Le temps et de mauvaises conditions de conservation ont altéré l'aspect des 108 grenouilles. "Leur peau était devenue craquelée, elles perdaient du sable et leur pigmentation", décrit Denis Monnerat. Après avoir nettoyé "les bestioles", il a fallu réparer les fissures, puis les remplir à nouveau de sable. Enfin, elles ont retrouvé des couleurs grâce à la repigmentation.

Secrets révélés

Ce travail a également permis de comprendre quelques secrets: "Les grenouilles sont maintenues en position grâce à du fil-de-fer", enfilé par la bouche des batraciens et qui rejoint leurs extrémités, raconte M. Monnerat.

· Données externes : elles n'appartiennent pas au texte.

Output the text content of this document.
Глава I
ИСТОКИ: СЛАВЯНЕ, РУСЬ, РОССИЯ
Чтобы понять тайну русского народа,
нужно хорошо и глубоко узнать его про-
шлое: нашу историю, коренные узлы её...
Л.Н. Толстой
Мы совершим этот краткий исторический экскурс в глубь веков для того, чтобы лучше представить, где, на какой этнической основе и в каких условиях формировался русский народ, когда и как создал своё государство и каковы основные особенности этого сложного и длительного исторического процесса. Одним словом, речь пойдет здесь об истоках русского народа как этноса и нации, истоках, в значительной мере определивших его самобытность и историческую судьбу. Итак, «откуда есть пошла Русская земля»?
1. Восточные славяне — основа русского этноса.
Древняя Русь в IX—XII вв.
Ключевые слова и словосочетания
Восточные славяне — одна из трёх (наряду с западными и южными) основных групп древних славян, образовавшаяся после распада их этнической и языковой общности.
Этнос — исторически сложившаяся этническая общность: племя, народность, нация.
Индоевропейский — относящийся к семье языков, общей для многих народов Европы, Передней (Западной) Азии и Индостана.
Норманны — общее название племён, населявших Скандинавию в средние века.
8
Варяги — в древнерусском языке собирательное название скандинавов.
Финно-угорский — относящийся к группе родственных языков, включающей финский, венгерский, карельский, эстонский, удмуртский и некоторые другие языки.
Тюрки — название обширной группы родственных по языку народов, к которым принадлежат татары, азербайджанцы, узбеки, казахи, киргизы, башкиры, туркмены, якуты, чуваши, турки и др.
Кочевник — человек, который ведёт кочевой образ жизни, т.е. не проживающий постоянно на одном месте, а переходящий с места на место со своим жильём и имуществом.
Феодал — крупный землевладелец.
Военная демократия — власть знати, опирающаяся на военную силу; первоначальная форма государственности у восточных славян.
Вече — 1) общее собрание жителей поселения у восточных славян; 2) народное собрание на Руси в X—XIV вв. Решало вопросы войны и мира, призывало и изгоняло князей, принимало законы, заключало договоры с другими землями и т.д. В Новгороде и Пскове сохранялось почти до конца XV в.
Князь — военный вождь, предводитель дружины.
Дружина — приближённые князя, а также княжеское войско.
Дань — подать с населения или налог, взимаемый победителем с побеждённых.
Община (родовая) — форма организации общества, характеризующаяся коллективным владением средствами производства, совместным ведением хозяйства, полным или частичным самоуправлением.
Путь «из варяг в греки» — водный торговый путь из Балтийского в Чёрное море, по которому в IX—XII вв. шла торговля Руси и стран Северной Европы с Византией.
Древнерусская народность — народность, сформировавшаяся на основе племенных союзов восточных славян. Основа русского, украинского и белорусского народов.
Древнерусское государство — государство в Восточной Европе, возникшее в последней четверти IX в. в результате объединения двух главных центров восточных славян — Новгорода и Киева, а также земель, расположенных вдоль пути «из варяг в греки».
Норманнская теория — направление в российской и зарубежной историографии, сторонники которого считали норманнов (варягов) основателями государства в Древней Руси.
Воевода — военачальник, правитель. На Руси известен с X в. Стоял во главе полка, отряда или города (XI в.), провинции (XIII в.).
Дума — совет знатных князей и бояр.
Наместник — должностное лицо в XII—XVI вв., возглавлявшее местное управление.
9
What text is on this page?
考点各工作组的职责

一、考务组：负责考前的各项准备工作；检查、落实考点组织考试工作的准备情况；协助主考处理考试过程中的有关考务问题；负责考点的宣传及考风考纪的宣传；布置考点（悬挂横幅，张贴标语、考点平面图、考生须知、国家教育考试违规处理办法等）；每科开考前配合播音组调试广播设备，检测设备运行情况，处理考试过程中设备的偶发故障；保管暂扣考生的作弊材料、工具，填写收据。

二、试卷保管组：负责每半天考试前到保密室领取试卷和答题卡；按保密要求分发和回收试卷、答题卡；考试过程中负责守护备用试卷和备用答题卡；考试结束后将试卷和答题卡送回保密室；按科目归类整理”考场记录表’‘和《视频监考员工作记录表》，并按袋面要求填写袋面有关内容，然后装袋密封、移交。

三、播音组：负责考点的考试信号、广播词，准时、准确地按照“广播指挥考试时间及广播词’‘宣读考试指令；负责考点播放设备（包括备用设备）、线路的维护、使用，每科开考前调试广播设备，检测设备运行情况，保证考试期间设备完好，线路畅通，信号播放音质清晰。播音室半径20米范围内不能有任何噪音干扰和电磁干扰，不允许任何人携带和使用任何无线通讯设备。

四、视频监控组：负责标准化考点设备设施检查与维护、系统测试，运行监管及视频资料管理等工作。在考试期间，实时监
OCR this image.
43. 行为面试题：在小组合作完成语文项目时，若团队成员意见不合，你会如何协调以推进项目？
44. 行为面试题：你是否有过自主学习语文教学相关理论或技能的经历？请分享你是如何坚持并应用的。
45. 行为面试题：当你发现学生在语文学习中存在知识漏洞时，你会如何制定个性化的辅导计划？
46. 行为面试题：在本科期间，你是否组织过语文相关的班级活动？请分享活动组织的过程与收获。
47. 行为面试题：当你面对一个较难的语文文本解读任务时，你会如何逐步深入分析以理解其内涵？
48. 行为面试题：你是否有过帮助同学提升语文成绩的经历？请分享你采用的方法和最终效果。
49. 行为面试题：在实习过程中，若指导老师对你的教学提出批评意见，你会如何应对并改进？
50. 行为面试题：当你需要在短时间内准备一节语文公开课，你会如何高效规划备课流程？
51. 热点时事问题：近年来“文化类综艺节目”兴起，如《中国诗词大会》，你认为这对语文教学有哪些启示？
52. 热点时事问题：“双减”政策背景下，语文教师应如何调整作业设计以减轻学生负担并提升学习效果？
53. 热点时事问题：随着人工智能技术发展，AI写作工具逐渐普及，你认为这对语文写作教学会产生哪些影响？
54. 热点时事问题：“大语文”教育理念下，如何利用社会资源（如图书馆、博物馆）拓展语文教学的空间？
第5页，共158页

Au final, une seule grenouille n'a pas pu être sauvée. Elle sera quand même exposée afin de montrer aux visiteurs le travail de restauration réalisé par Magali Stoller, explique le conservateur. Il a fallu dix mois de restauration pour arriver à ce résultat, "sans dépasser le budget" de 102'000 francs voté par la ville, précise-t-il.

Les grenouilles bénéficieront bientôt de nouvelles vitrines climatisées afin d'améliorer leurs conditions de conservation, conclut Denis Monnerat.